I have to share a funny story about one of the rosaries from my own collection. One of the early pieces I made is a 15-decade rosary of rosewood beads, strung on black hemp. I wanted an example of a 15-decade rosary that might have been made by someone of humble origin, and it was also an excuse to display a little one-inch Franciscan "tau" cross (T-shaped) that someone brought me from Assisi years ago. There are also two very worn old medals attached, so worn that you can barely tell what they are, adding to the "old and poor" appearance -- though I shouldn't have cleaned them with metal polish, because you can now read the very un-medieval word "Chicago" on the back of one of them.
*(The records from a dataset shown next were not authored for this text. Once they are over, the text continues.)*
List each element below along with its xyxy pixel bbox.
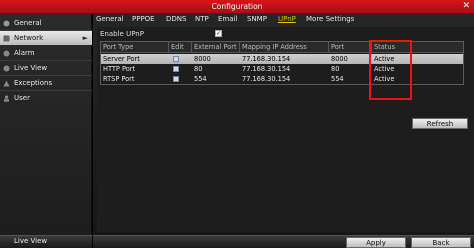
exceptions-icon [3,80,10,87]
port-type: Server Port [103,55,140,63]
mapping-ip: 77.168.30.154 [242,65,291,73]
tab-general[interactable]: General [96,14,124,25]
network-icon [3,35,10,42]
sidebar: General Network ► Alarm Live View Except… [0,13,92,248]
port: 554 [331,75,344,83]
column-header: Mapping IP Address [242,43,307,51]
live-view-icon [3,65,10,72]
column-header: Edit [171,43,184,51]
title-bar: Configuration ✕ [0,0,474,13]
port: 80 [331,65,340,73]
edit-icon[interactable] [173,76,179,82]
refresh-button[interactable]: Refresh [412,118,468,129]
divider [239,42,240,53]
apply-button[interactable]: Apply [346,237,406,248]
divider [168,42,169,53]
chevron-right-icon: ► [82,34,88,42]
enable-upnp-checkbox[interactable]: ✓ [215,30,222,37]
alarm-icon [3,50,10,57]
tab-email[interactable]: Email [218,14,237,25]
edit-icon[interactable] [173,66,179,72]
divider [191,42,192,53]
divider [328,42,329,53]
port-type: HTTP Port [103,65,136,73]
external-port: 554 [194,75,207,83]
user-icon [4,95,9,102]
content-area: Enable UPnP ✓ Port Type Edit External Po… [97,27,474,232]
sidebar-item-user[interactable]: User [0,91,92,105]
main-panel: General PPPOE DDNS NTP Email SNMP UPnP M… [93,13,474,248]
enable-upnp-label: Enable UPnP [100,30,144,38]
sidebar-item-exceptions[interactable]: Exceptions [0,76,92,90]
close-icon[interactable]: ✕ [462,0,470,13]
window-title: Configuration [211,2,263,11]
sidebar-item-alarm[interactable]: Alarm [0,46,92,60]
edit-icon[interactable] [173,56,179,62]
column-header: Port [331,43,345,51]
external-port: 8000 [194,55,211,63]
tab-ddns[interactable]: DDNS [166,14,186,25]
port: 8000 [331,55,348,63]
tab-more-settings[interactable]: More Settings [306,14,354,25]
sidebar-item-live-view[interactable]: Live View [0,61,92,75]
back-button[interactable]: Back [411,237,471,248]
footer-bar: Apply Back [93,235,474,248]
tab-snmp[interactable]: SNMP [247,14,267,25]
live-view-link[interactable]: Live View [14,237,47,245]
sidebar-item-general[interactable]: General [0,16,92,30]
port-type: RTSP Port [103,75,135,83]
column-header: External Port [194,43,237,51]
tab-upnp[interactable]: UPnP [278,14,296,25]
tab-pppoe[interactable]: PPPOE [132,14,155,25]
external-port: 80 [194,65,203,73]
mapping-ip: 77.168.30.154 [242,75,291,83]
status-highlight-box [369,40,412,100]
column-header: Port Type [103,43,134,51]
tab-ntp[interactable]: NTP [195,14,209,25]
sidebar-item-network[interactable]: Network ► [0,31,92,45]
general-icon [3,20,10,27]
mapping-ip: 77.168.30.154 [242,55,291,63]
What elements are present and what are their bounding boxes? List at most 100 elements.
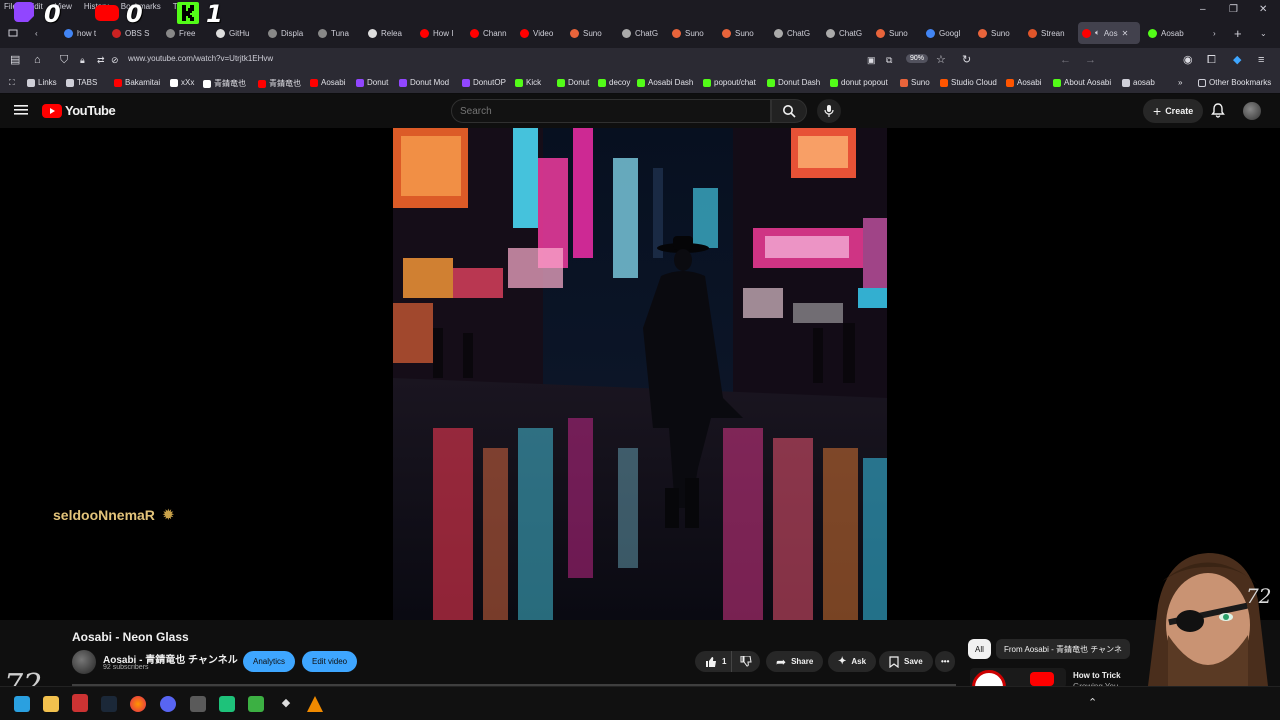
tab-scroll-left[interactable]: ‹: [35, 22, 47, 44]
bookmark-item[interactable]: aosab: [1122, 78, 1155, 87]
bookmark-item[interactable]: Donut Dash: [767, 78, 820, 87]
screenshot-icon[interactable]: ⧉: [886, 53, 892, 67]
back-icon[interactable]: ←: [1060, 53, 1071, 67]
bookmark-star-icon[interactable]: ☆: [936, 53, 946, 67]
bookmark-item[interactable]: Bakamitai: [114, 78, 160, 87]
close-tab-icon[interactable]: ✕: [1122, 29, 1129, 38]
dislike-button[interactable]: [731, 651, 760, 672]
search-input[interactable]: [452, 100, 770, 122]
windows-start-icon[interactable]: [14, 696, 30, 712]
save-button[interactable]: Save: [879, 651, 933, 672]
browser-tab[interactable]: Tuna: [318, 22, 364, 44]
browser-tab[interactable]: OBS S: [112, 22, 158, 44]
bookmark-item[interactable]: Aosabi: [1006, 78, 1041, 87]
browser-tab[interactable]: Displa: [268, 22, 314, 44]
bookmark-item[interactable]: Suno: [900, 78, 930, 87]
bookmark-item[interactable]: Links: [27, 78, 57, 87]
bookmark-item[interactable]: decoy: [598, 78, 630, 87]
browser-tab[interactable]: Suno: [672, 22, 718, 44]
youtube-logo[interactable]: YouTube: [42, 103, 116, 118]
bookmark-item[interactable]: Donut: [557, 78, 589, 87]
list-all-tabs-button[interactable]: ⌄: [1260, 22, 1272, 44]
other-bookmarks-folder[interactable]: Other Bookmarks: [1198, 78, 1271, 87]
extensions-icon[interactable]: ⧠: [1207, 53, 1216, 67]
new-tab-button[interactable]: +: [1234, 22, 1246, 44]
chat-app-icon[interactable]: [219, 696, 235, 712]
speaker-icon[interactable]: 🔈︎: [1095, 28, 1100, 38]
bookmark-item[interactable]: 青錆竜也: [258, 78, 301, 89]
bookmark-item[interactable]: Donut Mod: [399, 78, 449, 87]
shield-icon[interactable]: ⛉: [60, 53, 68, 67]
bookmark-item[interactable]: Studio Cloud: [940, 78, 997, 87]
mute-icon[interactable]: ⊘: [111, 53, 119, 67]
create-button[interactable]: + Create: [1143, 99, 1204, 123]
guide-menu-button[interactable]: [14, 104, 28, 116]
browser-tab[interactable]: Googl: [926, 22, 972, 44]
reload-icon[interactable]: ↻: [962, 53, 971, 67]
notifications-button[interactable]: [1211, 103, 1225, 118]
bookmark-item[interactable]: xXx: [170, 78, 194, 87]
voice-search-button[interactable]: [817, 99, 841, 123]
browser-tab[interactable]: ChatG: [826, 22, 872, 44]
analytics-button[interactable]: Analytics: [243, 651, 296, 672]
forward-icon[interactable]: →: [1085, 53, 1096, 67]
browser-tab[interactable]: How I: [420, 22, 466, 44]
browser-tab[interactable]: how t: [64, 22, 110, 44]
browser-tab[interactable]: Video: [520, 22, 566, 44]
close-window-button[interactable]: ✕: [1259, 4, 1267, 15]
bookmark-item[interactable]: Aosabi: [310, 78, 345, 87]
browser-tab[interactable]: Relea: [368, 22, 414, 44]
bookmark-item[interactable]: Kick: [515, 78, 541, 87]
browser-tab[interactable]: Strean: [1028, 22, 1074, 44]
bookmark-item[interactable]: donut popout: [830, 78, 888, 87]
home-icon[interactable]: ⌂: [34, 53, 41, 67]
tab-scroll-right[interactable]: ›: [1213, 22, 1223, 44]
filter-chip-from-channel[interactable]: From Aosabi - 青錆竜也 チャンネ: [996, 639, 1130, 659]
minimize-button[interactable]: –: [1200, 4, 1206, 15]
firefox-icon[interactable]: [130, 696, 146, 712]
steam-icon[interactable]: [101, 696, 117, 712]
browser-tab[interactable]: Suno: [978, 22, 1024, 44]
notepad-icon[interactable]: [248, 696, 264, 712]
bookmark-item[interactable]: Aosabi Dash: [637, 78, 693, 87]
discord-icon[interactable]: [160, 696, 176, 712]
lock-icon[interactable]: 🔒︎: [80, 53, 85, 67]
zoom-level[interactable]: 90%: [906, 54, 929, 63]
bookmark-item[interactable]: popout/chat: [703, 78, 756, 87]
reader-view-icon[interactable]: ▣: [867, 53, 876, 67]
account-icon[interactable]: ◉: [1183, 53, 1193, 67]
maximize-button[interactable]: ❐: [1229, 4, 1238, 15]
browser-tab[interactable]: Suno: [876, 22, 922, 44]
search-button[interactable]: [771, 99, 807, 123]
sidebar-toggle-icon[interactable]: ▤: [10, 53, 20, 67]
bookmark-item[interactable]: DonutOP: [462, 78, 506, 87]
more-bookmarks-icon[interactable]: »: [1178, 78, 1182, 87]
browser-tab[interactable]: 🔈︎ Aos ✕: [1078, 22, 1140, 44]
recommended-video-title[interactable]: How to Trick: [1073, 671, 1121, 680]
app-tile-icon[interactable]: [72, 694, 88, 712]
file-explorer-icon[interactable]: [43, 696, 59, 712]
diamond-app-icon[interactable]: ◆: [278, 696, 294, 712]
browser-tab[interactable]: Suno: [722, 22, 768, 44]
channel-avatar[interactable]: [72, 650, 96, 674]
browser-tab[interactable]: Free: [166, 22, 212, 44]
bookmark-item[interactable]: Donut: [356, 78, 388, 87]
browser-tab[interactable]: ChatG: [622, 22, 668, 44]
vlc-icon[interactable]: [307, 696, 323, 712]
app-icon[interactable]: [190, 696, 206, 712]
url-bar[interactable]: www.youtube.com/watch?v=Utrjtk1EHvw: [128, 54, 273, 63]
tray-chevron-up-icon[interactable]: ⌃: [1088, 696, 1097, 709]
bookmark-item[interactable]: About Aosabi: [1053, 78, 1111, 87]
browser-tab[interactable]: GitHu: [216, 22, 262, 44]
permissions-icon[interactable]: ⇄: [97, 53, 105, 67]
video-thumbnail[interactable]: [393, 128, 887, 620]
bookmarks-manage-icon[interactable]: ⛶: [9, 78, 15, 88]
like-button[interactable]: 1: [695, 651, 733, 672]
search-box[interactable]: [451, 99, 771, 123]
extension-badge-icon[interactable]: ◆: [1233, 53, 1241, 67]
account-avatar[interactable]: [1243, 102, 1261, 120]
filter-chip-all[interactable]: All: [968, 639, 991, 659]
share-button[interactable]: ➦ Share: [766, 651, 824, 672]
ask-button[interactable]: ✦ Ask: [828, 651, 877, 672]
browser-tab[interactable]: ChatG: [774, 22, 820, 44]
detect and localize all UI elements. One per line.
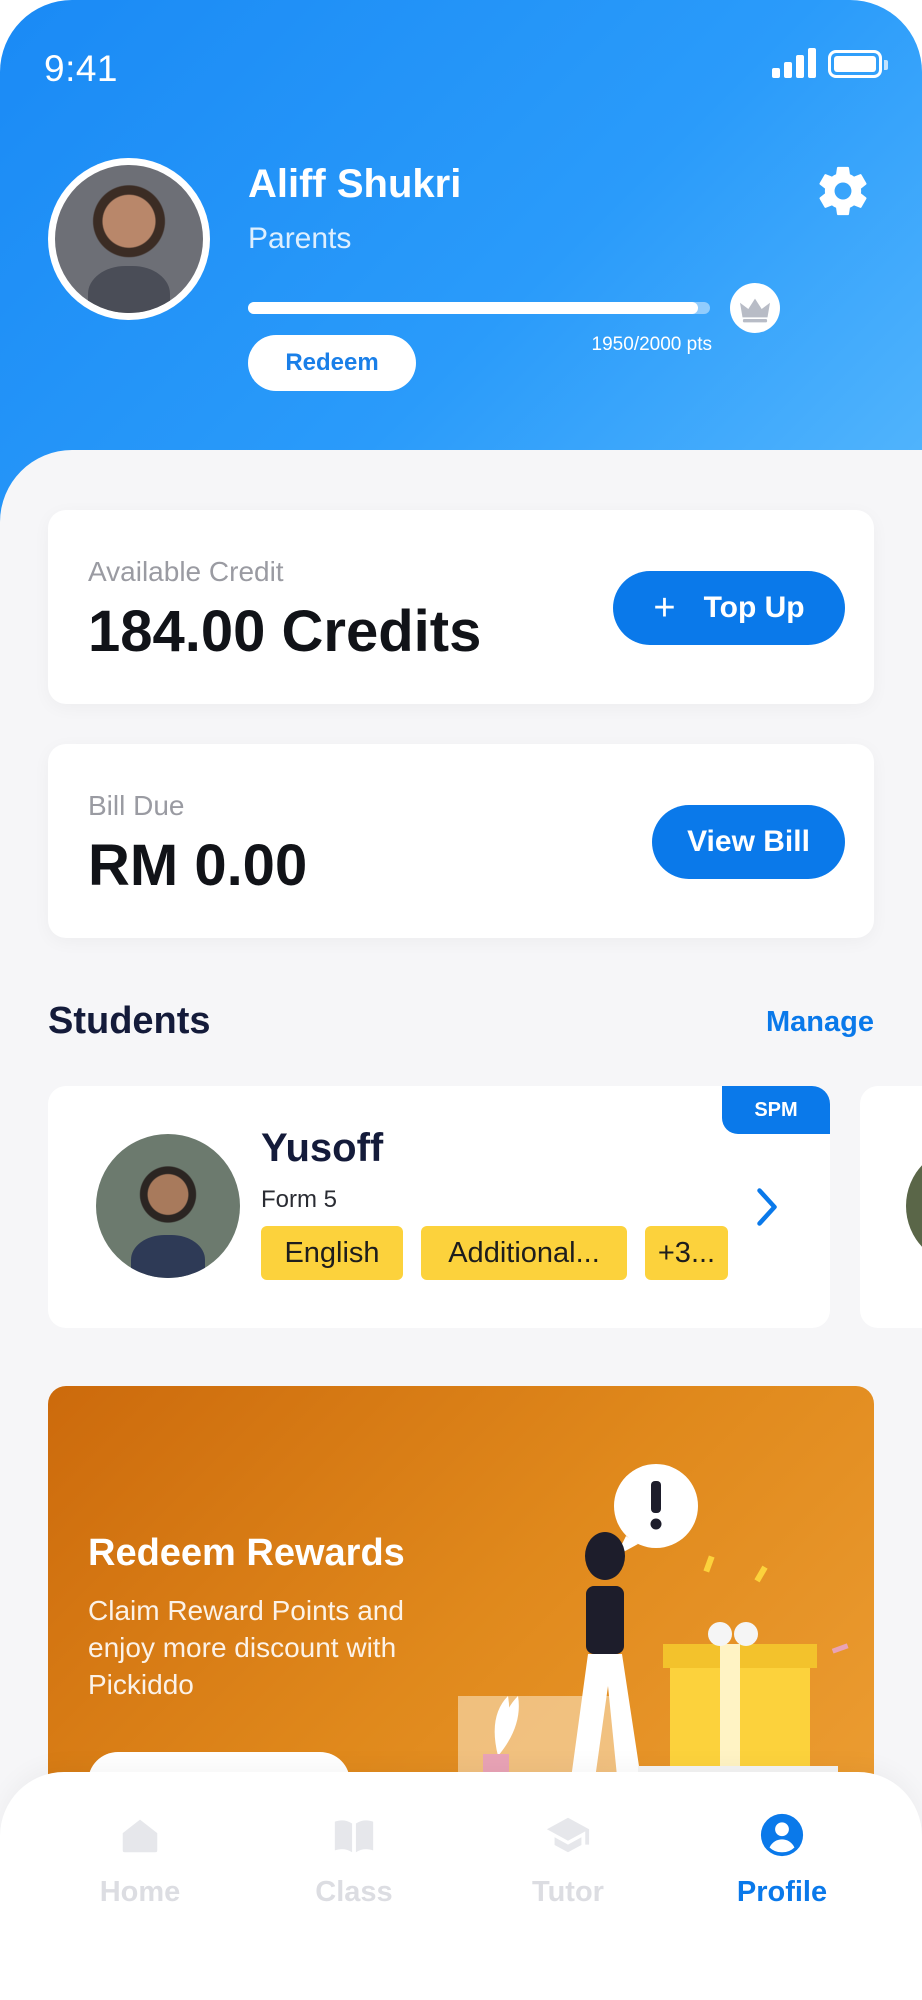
top-up-button[interactable]: + Top Up (613, 571, 845, 645)
phone-screen: 9:41 Aliff Shukri Parents 1950/2000 pts … (0, 0, 922, 2000)
student-card[interactable]: SPM Yusoff Form 5 English Additional... … (48, 1086, 830, 1328)
nav-label: Tutor (532, 1876, 604, 1908)
bill-value: RM 0.00 (88, 833, 308, 898)
nav-label: Home (99, 1876, 181, 1908)
book-icon (334, 1820, 374, 1853)
manage-link[interactable]: Manage (740, 1006, 874, 1039)
crown-badge (730, 283, 780, 333)
points-text: 1950/2000 pts (591, 334, 712, 355)
view-bill-button[interactable]: View Bill (652, 805, 845, 879)
student-avatar (906, 1146, 922, 1266)
profile-avatar[interactable] (48, 158, 210, 320)
student-name: Yusoff (261, 1126, 384, 1170)
banner-description: Claim Reward Points and enjoy more disco… (88, 1595, 404, 1700)
student-form: Form 5 (261, 1186, 338, 1213)
available-credit-card: Available Credit 184.00 Credits + Top Up (48, 510, 874, 704)
user-name: Aliff Shukri (248, 162, 462, 206)
chevron-right-icon[interactable] (752, 1186, 782, 1228)
subject-tag: Additional... (421, 1226, 627, 1280)
status-time: 9:41 (44, 48, 119, 89)
nav-label: Profile (736, 1876, 828, 1908)
nav-label: Class (315, 1876, 393, 1908)
subject-tag: English (261, 1226, 403, 1280)
crown-icon (740, 298, 770, 323)
nav-item-tutor[interactable]: Tutor (498, 1812, 638, 1932)
points-progress-fill (248, 302, 699, 314)
students-title: Students (48, 1000, 211, 1042)
nav-item-profile[interactable]: Profile (712, 1812, 852, 1932)
plus-icon: + (653, 586, 676, 629)
bottom-nav: Home Class Tutor Profile (0, 1772, 922, 2000)
home-icon (122, 1819, 158, 1853)
nav-item-home[interactable]: Home (70, 1812, 210, 1932)
banner-title: Redeem Rewards (88, 1532, 405, 1574)
graduation-cap-icon (546, 1817, 590, 1853)
redeem-button[interactable]: Redeem (248, 335, 416, 391)
battery-icon (828, 50, 888, 78)
bill-due-card: Bill Due RM 0.00 View Bill (48, 744, 874, 938)
bill-label: Bill Due (88, 790, 185, 821)
signal-icon (772, 48, 816, 78)
avatar (55, 165, 203, 313)
credit-value: 184.00 Credits (88, 599, 482, 664)
nav-item-class[interactable]: Class (284, 1812, 424, 1932)
subject-tag-more: +3... (645, 1226, 728, 1280)
user-role: Parents (248, 222, 352, 255)
rewards-illustration (458, 1464, 849, 1786)
credit-label: Available Credit (88, 556, 284, 587)
level-badge: SPM (722, 1086, 830, 1134)
gear-icon[interactable] (814, 162, 872, 220)
student-card-next[interactable] (860, 1086, 922, 1328)
user-icon (760, 1813, 804, 1857)
points-progress-bar (248, 302, 710, 314)
student-avatar (96, 1134, 240, 1278)
top-up-label: Top Up (703, 591, 805, 624)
When I wear this with medieval clothing, it's usually looped and pinned over one shoulder and across my chest, and tucked into a belt at the other side, so it's rather obvious. Every so often, some would-be-witty good ol' boy with more muscle than brains spots it and says something like, "Gosh, what did YOU do, looks like you have to pray lots extra, hardy har har."

I have a dear friend who is a past mistress of the snappy comeback (I'm not) and she happened to be around for one of these occasions. Afterwards I asked her what I should have said. She told me I should just smile sweetly at the person and say, "Well, but of COURSE. I have to pray for YOU."